As you can see, the directory we need is contained in the block with the number 579. In it we will find the node number for the home folder, and so on along the chain until we see the node number for the requested file in the serp directory. If suddenly someone wants to check if the number is correct and if there is the right info there, it's not difficult. We do:



 root@ubuntu:/# dd if=/dev/sdb1 of=/home/serp/dd_image bs=4096 count=1 skip=579 1+0 records in 1+0 records out 4096 bytes (4,1 kB) copied, 0,000184088 s, 22,3 MB/s root@ubuntu:/# hexdump -c /home/serp/dd_image
      
      





In the output, you can read the file names in the directory.



So I came to the main question: "for what reasons can a recording error occur"?



Naturally, this will happen if there are no free blocks in the file system. What can be done in this case?
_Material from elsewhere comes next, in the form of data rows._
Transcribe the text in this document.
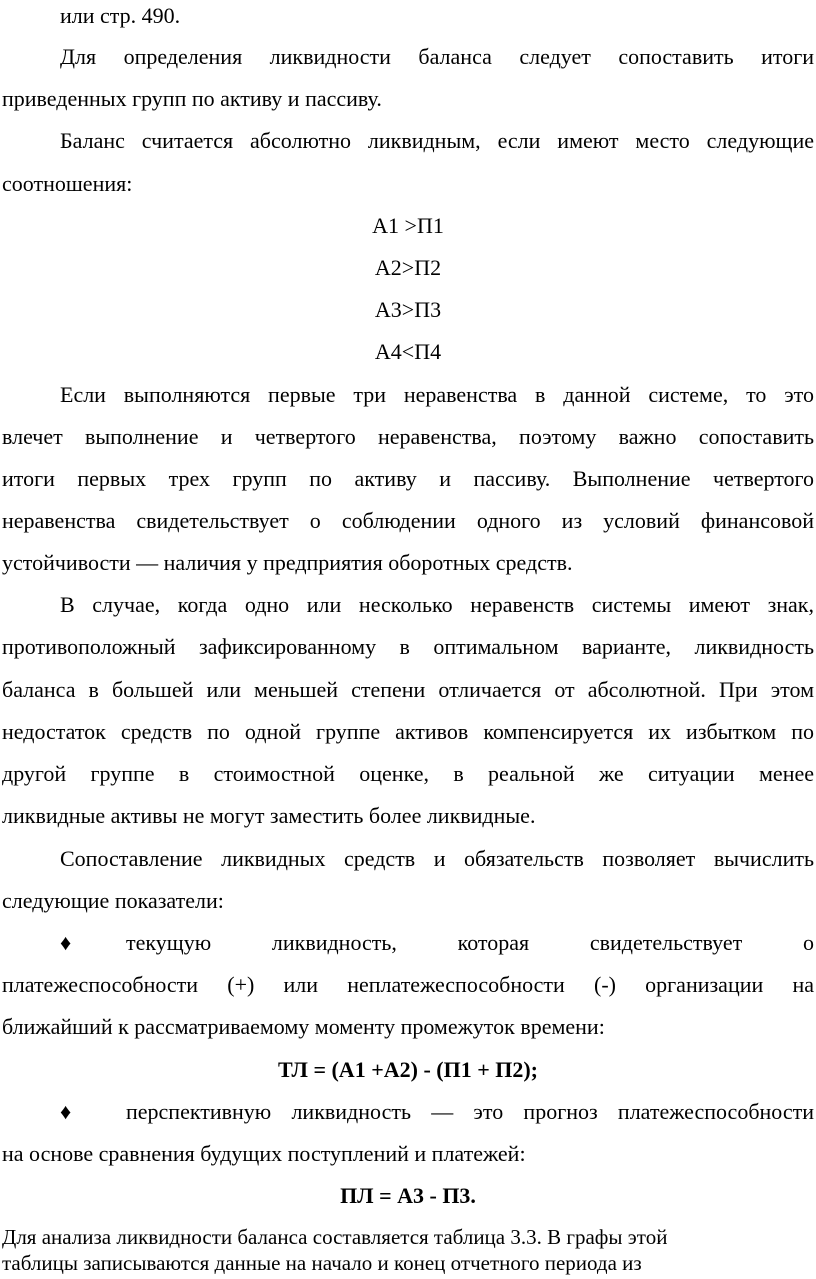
или стр. 490.
Для определения ликвидности баланса следует сопоставить итоги
приведенных групп по активу и пассиву.
Баланс считается абсолютно ликвидным, если имеют место следующие
соотношения:
А1 >П1
А2>П2
А3>П3
А4<П4
Если выполняются первые три неравенства в данной системе, то это
влечет выполнение и четвертого неравенства, поэтому важно сопоставить
итоги первых трех групп по активу и пассиву. Выполнение четвертого
неравенства свидетельствует о соблюдении одного из условий финансовой
устойчивости — наличия у предприятия оборотных средств.
В случае, когда одно или несколько неравенств системы имеют знак,
противоположный зафиксированному в оптимальном варианте, ликвидность
баланса в большей или меньшей степени отличается от абсолютной. При этом
недостаток средств по одной группе активов компенсируется их избытком по
другой группе в стоимостной оценке, в реальной же ситуации менее
ликвидные активы не могут заместить более ликвидные.
Сопоставление ликвидных средств и обязательств позволяет вычислить
следующие показатели:
♦ текущую ликвидность, которая свидетельствует о
платежеспособности (+) или неплатежеспособности (-) организации на
ближайший к рассматриваемому моменту промежуток времени:
ТЛ = (А1 +А2) - (П1 + П2);
♦ перспективную ликвидность — это прогноз платежеспособности
на основе сравнения будущих поступлений и платежей:
ПЛ = А3 - П3.
Для анализа ликвидности баланса составляется таблица 3.3. В графы этой
таблицы записываются данные на начало и конец отчетного периода из
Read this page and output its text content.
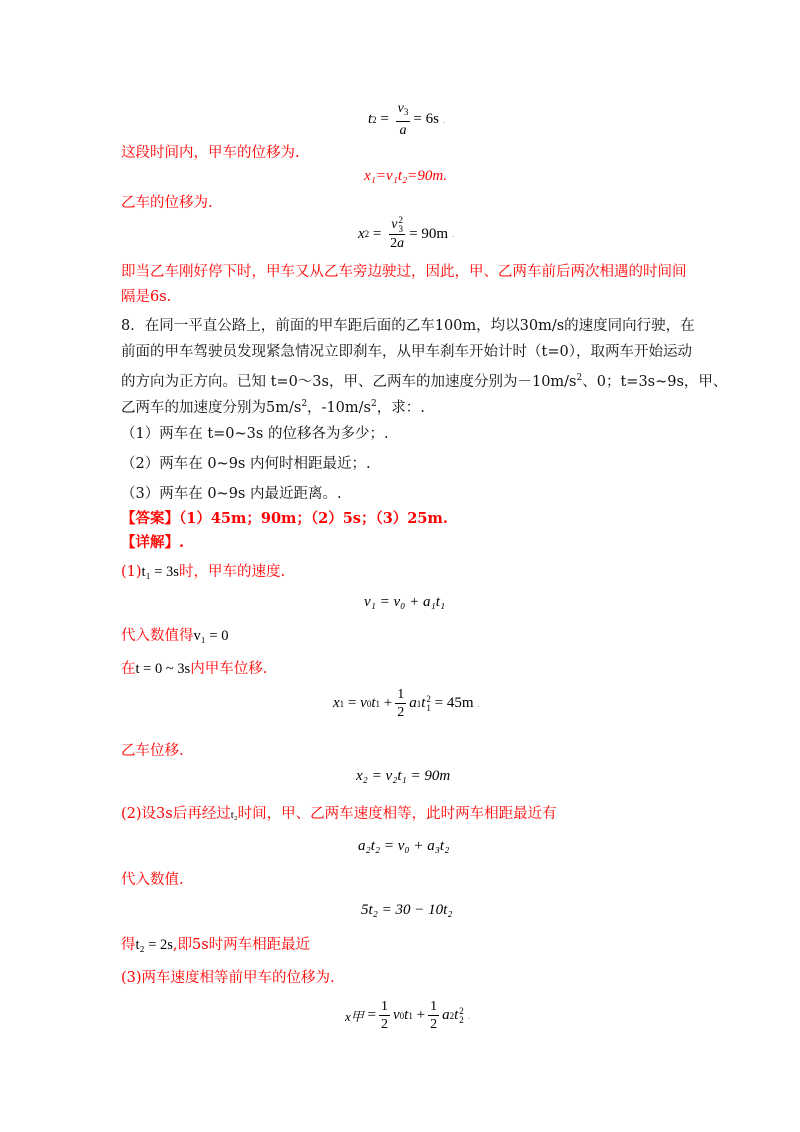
t $2 = \frac{v_3}{a} = 6s$ .
这段时间内，甲车的位移为.
x₁=v₁t₂=90m.
乙车的位移为.
x 2 = v 2
3
2a = 90m .
即当乙车刚好停下时，甲车又从乙车旁边驶过，因此，甲、乙两车前后两次相遇的时间间
隔是6s.
8．在同一平直公路上，前面的甲车距后面的乙车100m，均以30m/s的速度同向行驶，在
前面的甲车驾驶员发现紧急情况立即刹车，从甲车刹车开始计时（t=0），取两车开始运动
的方向为正方向。已知 t=0～3s，甲、乙两车的加速度分别为$-10m/s^2$、0；t=3s~9s，甲、
乙两车的加速度分别为$5m/s^2$，$-10m/s^2$，求：.
（1）两车在 t=0~3s 的位移各为多少；.
（2）两车在 0~9s 内何时相距最近；.
（3）两车在 0~9s 内最近距离。.
【答案】（1）45m；90m；（2）5s；（3）25m.
【详解】.
(1)t₁ = 3s时，甲车的速度.
v₁ = v₀ + a₁t₁
代入数值得v₁ = 0
在t = 0 ~ 3s内甲车位移.
x 1 = v 0 t $1 + \frac{1}{2}$ a 1 t 2
1
= 45m .
乙车位移.
x₂ = v₂t₁ = 90m
(2)设3s后再经过t₂时间，甲、乙两车速度相等，此时两车相距最近有
a₂t₂ = v₀ + a₃t₂
代入数值.
5t₂ = 30 − 10t₂
得t₂ = 2s,即5s时两车相距最近
(3)两车速度相等前甲车的位移为.
x甲 = $\frac{1}{2}$ v 0 t $1 + \frac{1}{2}$ a 2 t 2
2 .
Besides the obvious “delete something unnecessary”, it should be remembered that in ext2,3 and 4 file systems there is such a thing as “Reserved block count”. If you look at the listing above, then we have such blocks "13094". These blocks are writable only by root. but if you need to quickly resolve the issue, how can a temporary solution be made available to everyone, resulting in a little free space:



 root@ubuntu:/mnt# tune2fs -m 0 /dev/sdb1 tune2fs 1.42.9 (4-Feb-2014) Setting reserved blocks percentage to 0% (0 blocks)
      
      





Those. by default, you do not have 5% of the disk space available for writing, and given the volume of modern disks, it can be hundreds of gigabytes.



What else could be? Another situation is possible when there are free blocks, but the nodes are over. This usually happens if you have a bunch of files in the file system that are smaller than the file system block size. Considering that 1 inode is spent on 1 file or directory, and in total we have them (for this file system) 65536 - the situation is more than real. This can be clearly seen from the output of the df command:



 serp@ubuntu:~$ df -hi Filesystem Inodes IUsed IFree IUse% Mounted on udev 493K 480 492K 1% /dev tmpfs 493K 425 493K 1% /run /dev/xvda1 512K 240K 273K 47% / none 493K 2 493K 1% /sys/fs/cgroup none 493K 2 493K 1% /run/lock none 493K 1 493K 1% /run/shm none 493K 2 493K 1% /run/user /dev/xvdc1 320K 4,1K 316K 2% /var /dev/xvdb1 64K 195 64K 1% /home /dev/xvdh1 4,0M 3,1M 940K 78% /var/www serp@ubuntu:~$ df -h Filesystem Size Used Avail Use% Mounted on udev 2,0G 4,0K 2,0G 1% /dev tmpfs 395M 620K 394M 1% /run /dev/xvda1 7,8G 2,9G 4,6G 39% / none 4,0K 0 4,0K 0% /sys/fs/cgroup none 5,0M 0 5,0M 0% /run/lock none 2,0G 0 2,0G 0% /run/shm none 100M 0 100M 0% /run/user /dev/xvdc1 4,8G 2,6G 2,0G 57% /var /dev/xvdb1 990M 4,0M 919M 1% /home /dev/xvdh1 63G 35G 25G 59% /var/www
      
      





As is clearly seen on the / var / www section, the number of free blocks in the file system and the number of free nodes vary greatly.



In case I run out of inode, I won’t tell you spells, because they are not (if not right, let me know). So for the sections in which small files multiply, you should correctly select the file system. So for example in btrfs inodes cannot end, because dynamically create new ones if necessary.